Understanding SEO: Long-Tail Keywords

By now we understand that SEO (Search Engine Optimisation) is the use of terms or keywords, specific to a particular website, to assist Search Engines (like Google) in understanding what the site is about. There wouldn’t be much use in having your Photography website turn up in the results of people searching for Butcheries. So in the past, web masters doing SEO would use single words to optimise whatever website they are working on – if we are continuing with the Photography website example; SEO keywords like Photographer, Freelance, Photography, Images, Pictures etc. would have been used.

 

How Does This Type of SEO Work?

Since the Search Engine boom of the early 2000s, the pattern of searches have changed. People no longer search single words, in fact, 60% of all Google searches consist of at least 4 words.  This has given rise to Long-Tail Keywords – the SEO practice of keywording websites with more specific terms pertaining to their specific offering. This offers web masters a much needed break when it comes to doing SEO – they no longer have to battle the thousands of other websites out there keyworded in exactly the same way as their clients. Instead, they now have the opportunity to attempt to rank their clients in such a way that they place in the results of searches relevant to their offering – and allowing their clients to compete within their own niches.

 

What Does This Look Like?

 

Here is a visual representation of the way keywording works now. The left peak of the line going up exponentially represents the competition surrounding “Less Specific” keywords, in the case of the Photography website; the keywords like Photographer, Freelance, Photography, Images, Pictures. While the portion of the line that plateaus off to the right symbolises the competition around the “More Specific” Keywords.

 

A helpful way to remember this, as someone who works with SEO, is to see this graph as a summary of the amount of effort you would have to go through to rank your client’s website in a good position.

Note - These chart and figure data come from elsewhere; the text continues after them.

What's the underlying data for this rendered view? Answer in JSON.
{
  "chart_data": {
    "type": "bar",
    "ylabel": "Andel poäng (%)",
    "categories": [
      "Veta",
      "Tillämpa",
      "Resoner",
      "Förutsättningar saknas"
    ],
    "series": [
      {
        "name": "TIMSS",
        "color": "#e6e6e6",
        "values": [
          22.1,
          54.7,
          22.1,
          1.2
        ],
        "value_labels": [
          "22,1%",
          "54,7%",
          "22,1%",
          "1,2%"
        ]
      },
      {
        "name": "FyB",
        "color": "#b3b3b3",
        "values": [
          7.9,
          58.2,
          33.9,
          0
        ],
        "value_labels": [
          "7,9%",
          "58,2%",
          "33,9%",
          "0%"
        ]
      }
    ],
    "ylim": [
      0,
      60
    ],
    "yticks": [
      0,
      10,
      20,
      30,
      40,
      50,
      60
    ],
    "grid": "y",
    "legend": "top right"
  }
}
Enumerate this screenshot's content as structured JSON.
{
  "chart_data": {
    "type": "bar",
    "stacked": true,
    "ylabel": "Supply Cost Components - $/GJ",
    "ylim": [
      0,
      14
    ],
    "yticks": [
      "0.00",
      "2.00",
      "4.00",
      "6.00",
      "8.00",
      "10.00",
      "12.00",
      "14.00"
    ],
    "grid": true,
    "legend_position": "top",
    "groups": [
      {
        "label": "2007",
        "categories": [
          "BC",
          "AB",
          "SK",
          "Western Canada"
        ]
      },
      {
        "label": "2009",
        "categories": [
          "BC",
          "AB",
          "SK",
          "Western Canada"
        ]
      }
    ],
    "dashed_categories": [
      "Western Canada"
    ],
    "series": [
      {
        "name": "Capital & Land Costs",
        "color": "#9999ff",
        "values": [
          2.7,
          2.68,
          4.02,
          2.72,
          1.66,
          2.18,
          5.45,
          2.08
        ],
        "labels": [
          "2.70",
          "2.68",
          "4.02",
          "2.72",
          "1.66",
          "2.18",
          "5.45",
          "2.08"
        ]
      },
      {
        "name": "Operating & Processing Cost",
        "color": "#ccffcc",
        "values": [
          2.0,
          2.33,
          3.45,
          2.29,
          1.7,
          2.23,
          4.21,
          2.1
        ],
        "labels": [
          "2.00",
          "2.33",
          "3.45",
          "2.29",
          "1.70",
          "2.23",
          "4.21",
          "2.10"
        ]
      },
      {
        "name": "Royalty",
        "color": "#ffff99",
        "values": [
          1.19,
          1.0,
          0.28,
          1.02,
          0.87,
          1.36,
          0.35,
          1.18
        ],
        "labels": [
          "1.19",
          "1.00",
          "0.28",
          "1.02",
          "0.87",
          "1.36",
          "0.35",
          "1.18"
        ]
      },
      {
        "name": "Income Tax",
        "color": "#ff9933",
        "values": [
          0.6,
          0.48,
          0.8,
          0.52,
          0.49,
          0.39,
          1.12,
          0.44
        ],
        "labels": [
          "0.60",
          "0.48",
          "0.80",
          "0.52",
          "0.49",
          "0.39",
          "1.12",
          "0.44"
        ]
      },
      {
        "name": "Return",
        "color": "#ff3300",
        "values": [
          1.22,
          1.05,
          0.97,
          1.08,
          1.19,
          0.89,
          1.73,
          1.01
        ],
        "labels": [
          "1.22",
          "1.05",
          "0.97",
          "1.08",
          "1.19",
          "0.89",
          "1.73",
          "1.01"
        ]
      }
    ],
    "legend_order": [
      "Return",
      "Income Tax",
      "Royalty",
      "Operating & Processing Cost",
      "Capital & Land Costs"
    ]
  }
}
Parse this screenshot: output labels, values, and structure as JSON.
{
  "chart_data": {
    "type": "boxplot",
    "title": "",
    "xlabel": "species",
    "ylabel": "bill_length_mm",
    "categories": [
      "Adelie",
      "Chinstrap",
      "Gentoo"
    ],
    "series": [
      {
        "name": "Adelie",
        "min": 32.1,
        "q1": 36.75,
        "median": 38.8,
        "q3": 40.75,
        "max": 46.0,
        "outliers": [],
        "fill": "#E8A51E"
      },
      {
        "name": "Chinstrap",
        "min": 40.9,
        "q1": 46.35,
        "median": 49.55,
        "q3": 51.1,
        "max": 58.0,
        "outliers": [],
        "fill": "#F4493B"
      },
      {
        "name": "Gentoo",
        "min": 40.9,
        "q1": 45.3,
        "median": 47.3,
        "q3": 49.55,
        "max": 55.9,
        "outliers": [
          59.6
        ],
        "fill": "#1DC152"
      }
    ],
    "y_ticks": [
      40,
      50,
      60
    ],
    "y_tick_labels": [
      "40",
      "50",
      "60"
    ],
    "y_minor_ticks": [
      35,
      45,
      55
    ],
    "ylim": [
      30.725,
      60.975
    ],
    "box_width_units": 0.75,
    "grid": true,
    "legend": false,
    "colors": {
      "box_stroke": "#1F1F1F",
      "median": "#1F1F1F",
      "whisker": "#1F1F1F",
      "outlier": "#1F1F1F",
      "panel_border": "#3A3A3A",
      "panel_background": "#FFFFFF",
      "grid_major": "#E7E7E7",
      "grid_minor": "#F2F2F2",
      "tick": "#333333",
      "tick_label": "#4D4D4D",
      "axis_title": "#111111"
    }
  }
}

Ergo, the less specific you are, the more work you will be putting on your plate. So be specific and realistic when ranking your clients’ websites, they will ultimately have better results and so will you. Your clients will have a lower footfall on their sites but a higher conversion rate – how can this happen?

 

Is This Good or Bad?

Here is the theory: People have changed the way they search because they got tired of their “Less Specific” searches returning unsatisfactory results. If you rank your client’s website accurately and specifically aimed at what your client is offering, the people landing on the website will be the ones who are specifically looking for what your client is offering. A simple way to think of this is as a fishing net, you pull up the net and see it full of fish. But there is a problem, most of the fish are too small to eat, and only two of them are big enough. So you use a different net that has bigger holes. Now the small fish swim through the holes and the fish that are large enough are caught. No, you are not catching as many fish as you were before, but the ones you are catching are the ones that put food on the table.

 

Conclusion

It comes as no surprise that making this change in SEO practices has yielded positive results, and judging by how populated the web is becoming, it stands to reason that future searches will only become more specific and detailed. But you, our dear reader, can rest assured that as soon as there is a significant change in search patterns, that we will write an article about it.